At the 1933 Northern Ireland general election, in addition to supporting most Nationalist Party candidates, the group stood Gerry Lennon in South Armagh. He was unsuccessful, but did beat the official Nationalist. The League had become inactive by the mid-1930s.
In 1936, Paddy Maxwell founded the Irish Union Association (IUA), aiming to revive the NLN platform. Although it gained the support of most Nationalist Party Members of Parliament, T. J. Campbell and Richard Byrne did not join. The group failed to make an impact, and by early 1937, Healy was suggesting that the group should be allowed to fade away. In October, Maxwell proposed reinvigorating the League by holding an Ard Fheis, but Healy opposed this, and the group was instead allowed to become moribund.
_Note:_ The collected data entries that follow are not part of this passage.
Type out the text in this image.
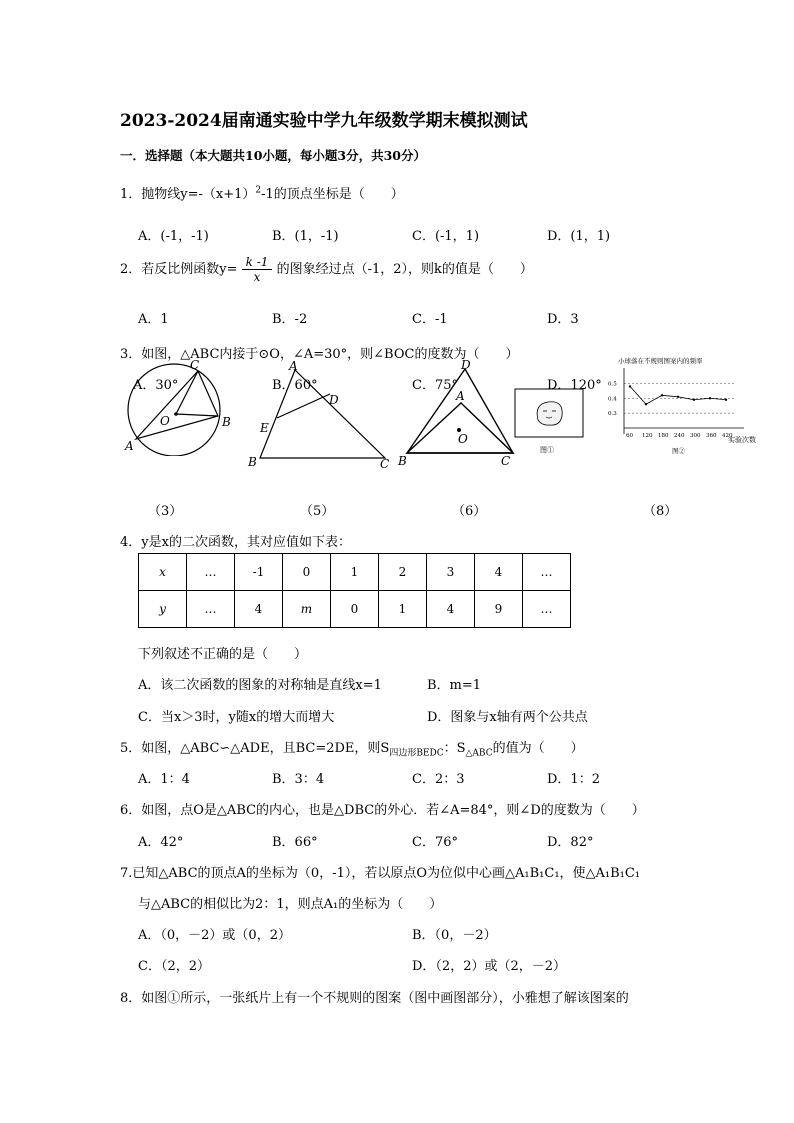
2023-2024届南通实验中学九年级数学期末模拟测试
一．选择题（本大题共10小题，每小题3分，共30分）
1．抛物线$y=-(x+1)^2-1$的顶点坐标是（　　）
A．(-1，-1)	B．(1，-1)	C．(-1，1)	D．(1，1)
2．若反比例函数$y= \frac{k -1}{x}$ 的图象经过点（-1，2），则k的值是（　　）
A．1	B．-2	C．-1	D．3
3．如图，△ABC内接于⊙O，∠A=30°，则∠BOC的度数为（　　）
A．30°	B．60°	C．75°	D．120°
C
B
A
O
A
D
E
B	C
D
A
O
B	C
图①
小球落在不规则图案内的频率
0.3
0.4
0.5
60 120 180 240 300 360 420
实验次数
图②
（3）	（5）	（6）	（8）
4．y是x的二次函数，其对应值如下表：
x	…	-1	0	1	2	3	4	…
y	…	4	m	0	1	4	9	…
下列叙述不正确的是（　　）
A．该二次函数的图象的对称轴是直线x=1	B．m=1
C．当x＞3时，y随x的增大而增大	D．图象与x轴有两个公共点
5．如图，△ABC∽△ADE，且BC=2DE，则$S_{四边形BEDC}$：$S_{\triangle ABC}$的值为（　　）
A．1：4	B．3：4	C．2：3	D．1：2
6．如图，点O是△ABC的内心，也是△DBC的外心．若∠A=84°，则∠D的度数为（　　）
A．42°	B．66°	C．76°	D．82°
7.已知△ABC的顶点A的坐标为（0，-1），若以原点O为位似中心画△A₁B₁C₁，使△A₁B₁C₁
与△ABC的相似比为2：1，则点A₁的坐标为（　　）
A．（0，－2）或（0，2）	B．（0，－2）
C．（2，2）	D．（2，2）或（2，－2）
8．如图①所示，一张纸片上有一个不规则的图案（图中画图部分），小雅想了解该图案的
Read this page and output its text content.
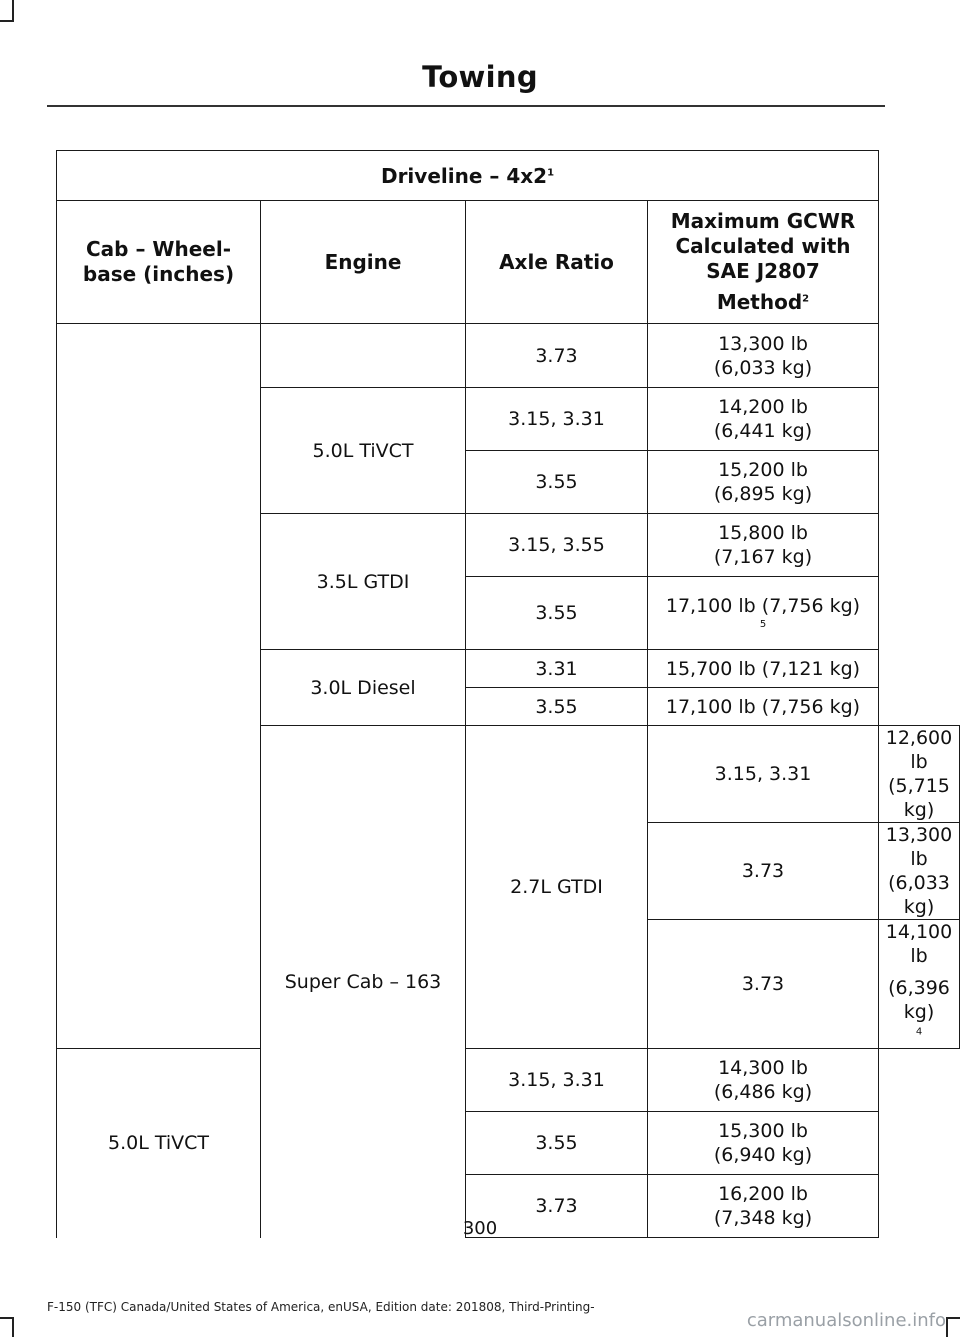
Towing
Driveline – $4x2^1$
Cab – Wheel-base (inches)	Engine	Axle Ratio	Maximum GCWR Calculated with SAE J2807
Method$^2$
		3.73	13,300 lb
(6,033 kg)	
	5.0L TiVCT	3.15, 3.31	14,200 lb
(6,441 kg)	
		3.55	15,200 lb
(6,895 kg)	
	3.5L GTDI	3.15, 3.55	15,800 lb
(7,167 kg)	
		3.55	17,100 lb (7,756 kg)
5	

	3.0L Diesel	3.31	15,700 lb (7,121 kg)	
		3.55	17,100 lb (7,756 kg)	
	Super Cab – 163	2.7L GTDI	3.15, 3.31	12,600 lb
(5,715 kg)
			3.73	13,300 lb
(6,033 kg)
			3.73	14,100 lb
(6,396 kg) $^4$
5.0L TiVCT		3.15, 3.31	14,300 lb
(6,486 kg)	
		3.55	15,300 lb
(6,940 kg)	
		3.73	16,200 lb
(7,348 kg)	
300
F-150 (TFC) Canada/United States of America, enUSA, Edition date: 201808, Third-Printing-
carmanualsonline.info
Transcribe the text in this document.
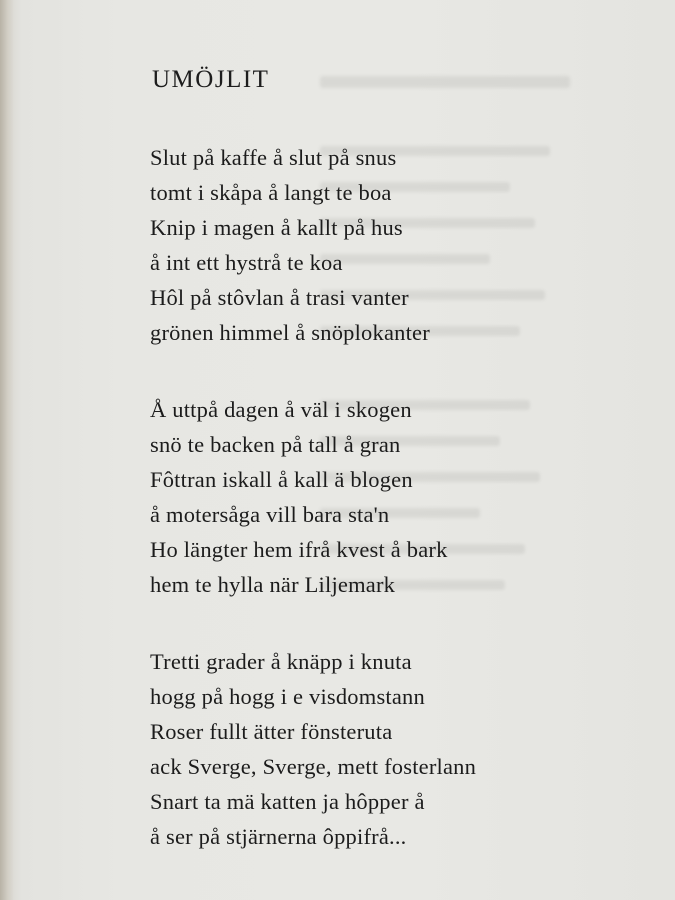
UMÖJLIT
Slut på kaffe å slut på snus
tomt i skåpa å langt te boa
Knip i magen å kallt på hus
å int ett hystrå te koa
Hôl på stôvlan å trasi vanter
grönen himmel å snöplokanter
Å uttpå dagen å väl i skogen
snö te backen på tall å gran
Fôttran iskall å kall ä blogen
å motersåga vill bara sta'n
Ho längter hem ifrå kvest å bark
hem te hylla när Liljemark
Tretti grader å knäpp i knuta
hogg på hogg i e visdomstann
Roser fullt ätter fönsteruta
ack Sverge, Sverge, mett fosterlann
Snart ta mä katten ja hôpper å
å ser på stjärnerna ôppifrå...
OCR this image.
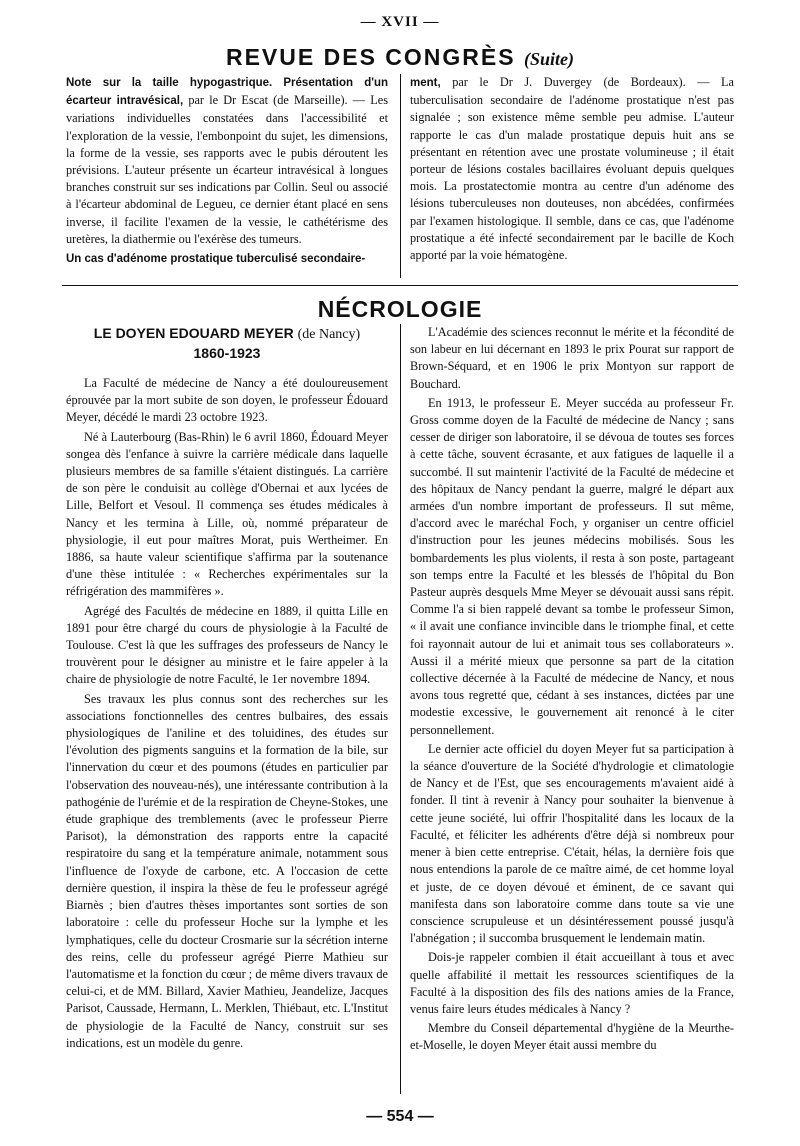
— XVII —
REVUE DES CONGRÈS (Suite)

Note sur la taille hypogastrique. Présentation d'un écarteur intravésical, par le Dr Escat (de Marseille). — Les variations individuelles constatées dans l'accessibilité et l'exploration de la vessie, l'embonpoint du sujet, les dimensions, la forme de la vessie, ses rapports avec le pubis déroutent les prévisions. L'auteur présente un écarteur intravésical à longues branches construit sur ses indications par Collin. Seul ou associé à l'écarteur abdominal de Legueu, ce dernier étant placé en sens inverse, il facilite l'examen de la vessie, le cathétérisme des uretères, la diathermie ou l'exérèse des tumeurs.

Un cas d'adénome prostatique tuberculisé secondaire-

ment, par le Dr J. Duvergey (de Bordeaux). — La tuberculisation secondaire de l'adénome prostatique n'est pas signalée ; son existence même semble peu admise. L'auteur rapporte le cas d'un malade prostatique depuis huit ans se présentant en rétention avec une prostate volumineuse ; il était porteur de lésions costales bacillaires évoluant depuis quelques mois. La prostatectomie montra au centre d'un adénome des lésions tuberculeuses non douteuses, non abcédées, confirmées par l'examen histologique. Il semble, dans ce cas, que l'adénome prostatique a été infecté secondairement par le bacille de Koch apporté par la voie hématogène.

NÉCROLOGIE
LE DOYEN EDOUARD MEYER (de Nancy)
1860-1923

La Faculté de médecine de Nancy a été douloureusement éprouvée par la mort subite de son doyen, le professeur Édouard Meyer, décédé le mardi 23 octobre 1923.

Né à Lauterbourg (Bas-Rhin) le 6 avril 1860, Édouard Meyer songea dès l'enfance à suivre la carrière médicale dans laquelle plusieurs membres de sa famille s'étaient distingués. La carrière de son père le conduisit au collège d'Obernai et aux lycées de Lille, Belfort et Vesoul. Il commença ses études médicales à Nancy et les termina à Lille, où, nommé préparateur de physiologie, il eut pour maîtres Morat, puis Wertheimer. En 1886, sa haute valeur scientifique s'affirma par la soutenance d'une thèse intitulée : « Recherches expérimentales sur la réfrigération des mammifères ».

Agrégé des Facultés de médecine en 1889, il quitta Lille en 1891 pour être chargé du cours de physiologie à la Faculté de Toulouse. C'est là que les suffrages des professeurs de Nancy le trouvèrent pour le désigner au ministre et le faire appeler à la chaire de physiologie de notre Faculté, le 1er novembre 1894.

Ses travaux les plus connus sont des recherches sur les associations fonctionnelles des centres bulbaires, des essais physiologiques de l'aniline et des toluidines, des études sur l'évolution des pigments sanguins et la formation de la bile, sur l'innervation du cœur et des poumons (études en particulier par l'observation des nouveau-nés), une intéressante contribution à la pathogénie de l'urémie et de la respiration de Cheyne-Stokes, une étude graphique des tremblements (avec le professeur Pierre Parisot), la démonstration des rapports entre la capacité respiratoire du sang et la température animale, notamment sous l'influence de l'oxyde de carbone, etc. A l'occasion de cette dernière question, il inspira la thèse de feu le professeur agrégé Biarnès ; bien d'autres thèses importantes sont sorties de son laboratoire : celle du professeur Hoche sur la lymphe et les lymphatiques, celle du docteur Crosmarie sur la sécrétion interne des reins, celle du professeur agrégé Pierre Mathieu sur l'automatisme et la fonction du cœur ; de même divers travaux de celui-ci, et de MM. Billard, Xavier Mathieu, Jeandelize, Jacques Parisot, Caussade, Hermann, L. Merklen, Thiébaut, etc. L'Institut de physiologie de la Faculté de Nancy, construit sur ses indications, est un modèle du genre.

L'Académie des sciences reconnut le mérite et la fécondité de son labeur en lui décernant en 1893 le prix Pourat sur rapport de Brown-Séquard, et en 1906 le prix Montyon sur rapport de Bouchard.

En 1913, le professeur E. Meyer succéda au professeur Fr. Gross comme doyen de la Faculté de médecine de Nancy ; sans cesser de diriger son laboratoire, il se dévoua de toutes ses forces à cette tâche, souvent écrasante, et aux fatigues de laquelle il a succombé. Il sut maintenir l'activité de la Faculté de médecine et des hôpitaux de Nancy pendant la guerre, malgré le départ aux armées d'un nombre important de professeurs. Il sut même, d'accord avec le maréchal Foch, y organiser un centre officiel d'instruction pour les jeunes médecins mobilisés. Sous les bombardements les plus violents, il resta à son poste, partageant son temps entre la Faculté et les blessés de l'hôpital du Bon Pasteur auprès desquels Mme Meyer se dévouait aussi sans répit. Comme l'a si bien rappelé devant sa tombe le professeur Simon, « il avait une confiance invincible dans le triomphe final, et cette foi rayonnait autour de lui et animait tous ses collaborateurs ». Aussi il a mérité mieux que personne sa part de la citation collective décernée à la Faculté de médecine de Nancy, et nous avons tous regretté que, cédant à ses instances, dictées par une modestie excessive, le gouvernement ait renoncé à le citer personnellement.

Le dernier acte officiel du doyen Meyer fut sa participation à la séance d'ouverture de la Société d'hydrologie et climatologie de Nancy et de l'Est, que ses encouragements m'avaient aidé à fonder. Il tint à revenir à Nancy pour souhaiter la bienvenue à cette jeune société, lui offrir l'hospitalité dans les locaux de la Faculté, et féliciter les adhérents d'être déjà si nombreux pour mener à bien cette entreprise. C'était, hélas, la dernière fois que nous entendions la parole de ce maître aimé, de cet homme loyal et juste, de ce doyen dévoué et éminent, de ce savant qui manifesta dans son laboratoire comme dans toute sa vie une conscience scrupuleuse et un désintéressement poussé jusqu'à l'abnégation ; il succomba brusquement le lendemain matin.

Dois-je rappeler combien il était accueillant à tous et avec quelle affabilité il mettait les ressources scientifiques de la Faculté à la disposition des fils des nations amies de la France, venus faire leurs études médicales à Nancy ?

Membre du Conseil départemental d'hygiène de la Meurthe-et-Moselle, le doyen Meyer était aussi membre du

— 554 —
In 1938, the IUA was superseded when Éamon de Valera founded an Anti-Partition League. The group organised a speaker tour of Britain with speakers from Fianna Fáil and the Nationalist Party, including Healy and Anthony Mulvey. However, the Irish Republican Army started their Sabotage Campaign, which hardened British attitudes against the cause of Irish unification, and the project was dropped with the start of World War II.
After the disbanding of the IUA, there was no rank-and-file nationalist group in Northern Ireland until the launch of the Irish Anti-Partition League in 1945.